I pretty much fully agree with your assessment, with the caveat that I've seen a lot of folks really getting in to their Oculus Quests in a way that never happened for the tethered unit. I'm certain many would spend even more time using it if there was a larger software library.

(And yes, the success of the Quest genuinely surprised me, too. Having now gotten to play with one, I have to say tetherless with good controllers is the biggest single improvement in VR since the first modern headset.)

Yeah, I got to try the Quest as well, and it's what the experience should be like. No cables, no beacons, no markers, no nothing.

But the resolution and framerate is too weak right now. Needs 8K in 60fps, so it's just a matter of time.

  • As someone else pointed out the framerate is already way past 60Hz.

    But is resolution that important? If had to list the areas where VR needed improvement it would be fairly low down my list.
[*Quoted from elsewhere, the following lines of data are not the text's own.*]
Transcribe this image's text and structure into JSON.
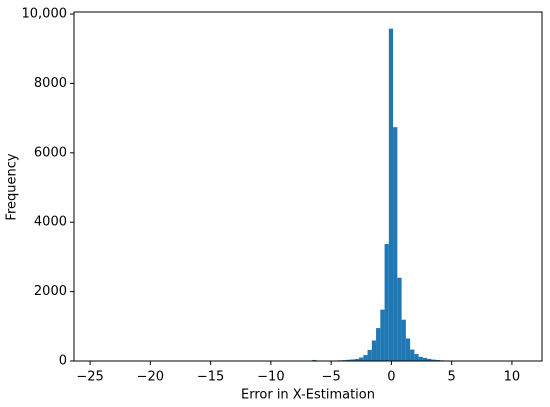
{
  "chart_data": {
    "type": "histogram",
    "xlabel": "Error in X-Estimation",
    "ylabel": "Frequency",
    "color": "#1f77b4",
    "bins": [
      -24.57,
      -24.217,
      -23.864,
      -23.511,
      -23.158,
      -22.805,
      -22.452,
      -22.099,
      -21.746,
      -21.393,
      -21.04,
      -20.687,
      -20.334,
      -19.981,
      -19.628,
      -19.275,
      -18.922,
      -18.569,
      -18.216,
      -17.863,
      -17.51,
      -17.157,
      -16.804,
      -16.451,
      -16.098,
      -15.745,
      -15.392,
      -15.039,
      -14.686,
      -14.333,
      -13.98,
      -13.627,
      -13.274,
      -12.921,
      -12.568,
      -12.215,
      -11.862,
      -11.509,
      -11.156,
      -10.803,
      -10.45,
      -10.097,
      -9.744,
      -9.391,
      -9.038,
      -8.685,
      -8.332,
      -7.979,
      -7.626,
      -7.273,
      -6.92,
      -6.567,
      -6.214,
      -5.861,
      -5.508,
      -5.155,
      -4.802,
      -4.449,
      -4.096,
      -3.743,
      -3.39,
      -3.037,
      -2.684,
      -2.331,
      -1.978,
      -1.625,
      -1.272,
      -0.919,
      -0.566,
      -0.213,
      0.14,
      0.493,
      0.846,
      1.199,
      1.552,
      1.905,
      2.258,
      2.611,
      2.964,
      3.317,
      3.67,
      4.023,
      4.376,
      4.729,
      5.082,
      5.435,
      5.788,
      6.141,
      6.494,
      6.847,
      7.2,
      7.553,
      7.906,
      8.259,
      8.612,
      8.965,
      9.318,
      9.671,
      10.024,
      10.377,
      10.73
    ],
    "counts": [
      1,
      0,
      0,
      0,
      0,
      0,
      0,
      0,
      0,
      0,
      0,
      0,
      0,
      0,
      0,
      0,
      0,
      0,
      0,
      0,
      0,
      0,
      0,
      0,
      0,
      0,
      0,
      0,
      0,
      0,
      0,
      0,
      0,
      0,
      0,
      0,
      0,
      0,
      0,
      0,
      0,
      0,
      0,
      0,
      0,
      0,
      0,
      0,
      0,
      0,
      0,
      30,
      0,
      3,
      8,
      12,
      15,
      20,
      25,
      35,
      45,
      60,
      100,
      170,
      320,
      590,
      950,
      1480,
      3370,
      9580,
      6740,
      2400,
      1190,
      650,
      330,
      200,
      120,
      90,
      60,
      40,
      30,
      20,
      15,
      10,
      8,
      5,
      3,
      0,
      0,
      0,
      0,
      0,
      0,
      0,
      0,
      0,
      0,
      0,
      0,
      1
    ],
    "xlim": [
      -26.335,
      12.495
    ],
    "xticks": [
      {
        "value": -25,
        "label": "−25"
      },
      {
        "value": -20,
        "label": "−20"
      },
      {
        "value": -15,
        "label": "−15"
      },
      {
        "value": -10,
        "label": "−10"
      },
      {
        "value": -5,
        "label": "−5"
      },
      0,
      5,
      10
    ],
    "ylim": [
      0,
      10059
    ],
    "yticks": [
      0,
      2000,
      4000,
      6000,
      8000,
      {
        "value": 10000,
        "label": "10,000"
      }
    ]
  }
}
I'd put comfort and FOV higher and improving the screen door effect would also probably trump resolution.

    But I think none of these things are deal-breakers. Content is king as they say. Previous new media have not been held back by quality issues. Early consoles didn't suddenly leap into mass adoption when the graphics improved. Cinema didn't mature when film stock got better. It was content and people's awareness that changed.

  • Hopefully more than 60fps :) It's currently 72fps, and the Index is 120/144, which sounds close to ideal. I've been pretty happy with the Quest's 72 for now though.